How to Mitigate CVE-2026-37232
Immediate Actions Required
- Restrict network reachability to SCTP port 36422 so that only trusted Near-RT RIC and xApp components can connect to the FlexRIC iApp.
- Apply allowlisting and mutual authentication on the E2 interface where supported by the deployment.
- Enforce rate limiting on E42_RIC_SUBSCRIPTION_REQUEST traffic at the network boundary.
- Monitor the OpenAirInterface project repository for an upstream patch and stage upgrades in lab environments before production rollout.
Patch Information
At the time of publication, no fixed version is referenced in the NVD entry.

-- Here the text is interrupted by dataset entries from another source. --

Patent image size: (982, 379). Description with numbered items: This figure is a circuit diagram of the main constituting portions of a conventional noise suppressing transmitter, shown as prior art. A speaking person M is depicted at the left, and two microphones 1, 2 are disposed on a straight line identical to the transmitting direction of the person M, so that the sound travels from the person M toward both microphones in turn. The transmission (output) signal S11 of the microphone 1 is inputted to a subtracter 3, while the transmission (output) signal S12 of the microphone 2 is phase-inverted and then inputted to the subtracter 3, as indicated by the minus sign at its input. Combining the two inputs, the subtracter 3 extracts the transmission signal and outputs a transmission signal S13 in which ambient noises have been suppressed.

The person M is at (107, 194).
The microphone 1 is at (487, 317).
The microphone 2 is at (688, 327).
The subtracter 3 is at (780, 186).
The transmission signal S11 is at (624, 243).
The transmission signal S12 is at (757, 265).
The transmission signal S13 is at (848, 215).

Track the OpenAirInterface GitLab repository and the GitHub Security Advisory CVE-2026-37232 for updates. A correct fix must validate that the denominator is non-zero before performing the division in fill_RRU_PrbTotDl() and fill_RRU_PrbTotUl().
Workarounds
- Disable the E2SM-KPM RAN function on production gNodeBs until a patched build is available.
- Place the FlexRIC iApp behind a dedicated management VLAN unreachable from xApp tenants.
- Deploy a process supervisor that restarts nr-softmodem on SIGFPE to minimize outage duration while a patch is pending.
- Maintain offline radio failover capacity to limit user impact if the gNodeB crashes.
# Example: restrict SCTP/36422 to a trusted Near-RT RIC subnet using nftables
nft add table inet oai_filter
nft add chain inet oai_filter input { type filter hook input priority 0 \; policy drop \; }
nft add rule inet oai_filter input ip saddr 10.10.20.0/24 sctp dport 36422 accept
nft add rule inet oai_filter input sctp dport 36422 drop
Disclaimer: This content was generated using AI. While we strive for accuracy, please verify critical information with official sources.